Democratic National Committee Chair Debbie Wasserman Schultz predicts Democrats will pick up seats in the House next year — regardless of who's at the top of the ticket.
"We have seen that the country supports our party's agenda," Wasserman Schultz said at a Christian Science Monitor breakfast Thursday morning. “I think the left is the center of America right now," she said when asked if Democrats could win from the left at the presidential level. "The messages that come from left of center that focus on reaching the cornerstone of middle class life are really where Americans are today," she added.
She did not say how many seats Democrats could pick up this year, and declined to say what role pending redistricting efforts could have on the party's gains. The districts in her home state of Florida , where she currently represents the 23rd District, may change for the 2016 elections.
"I’m confident as party chair that when districts are drawn fairly, the voters will have an opportunity to compare our candidates versus their candidates, and they are, most of the time, going to choose our candidates.”
Having come out in support of the Iran deal on Sunday, Wasserman Schultz, the first Jewish woman elected to the House from Florida, said she is not worried that Democrats will be targeted for their support of the deal.
She dismissed concerns about political pressure on her to oppose the deal.

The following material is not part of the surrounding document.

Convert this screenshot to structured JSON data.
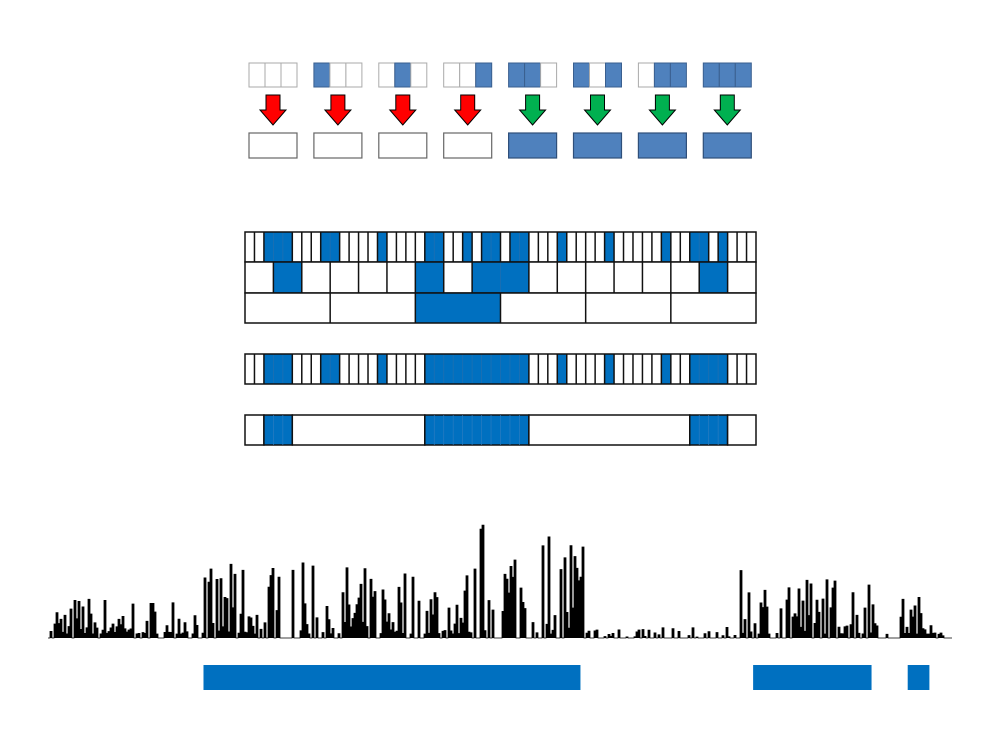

“No one in AIPAC or anywhere directly threatened me," she said.
But the six-term Democrat's decision to back the deal has already earned her a potential primary challenge .
"Every two years, I have an opportunity to have [my constituents] weigh in on the job I’m doing," she said. "I've never been afraid to go through that process," she added, saying she believes in being open with her constituents about her decision to support the deal.
“I have gone through the most exhaustive, deliberate process that I have ever gone through in my 23 years in office in reaching a conclusion that the Iran deal was worthy of my support," she said.
As party chair, Wasserman Schultz treaded carefully when speaking about the Democratic presidential field, refusing to weigh in on the controversy over Hillary Rodham Clinton's emails.
But she did praise Vermont Sen. Bernard Sanders and the message he's sending.
“Bernie Sanders is doing a great job in so many different venues – that’s obviously been reaching people in a special way and touching people," said. "It’s good for the Democratic party and for our eventual nominee," she added.
She was emphatic that there would be only six sanctioned debates, refusing to respond to accusations from former Maryland Gov. Martin O'Malley that she's "rigging" the debate schedule .
"It's very important to make sure we not let the debate process get out of control,” Wasserman Schultz said.
While she expects the presidential ticket to boost congressional candidates, she lamented that there hasn't been "that same consistency in turnout" in midterm years. She stressed that as party chair she's been working with the various party committees to improve organization and coordination.
"We want to be able to consistently rely on the abilities of the state parties to quarterback campaigns," she said, before touting the importance of the committee's ownership of President Barack Obama's email list.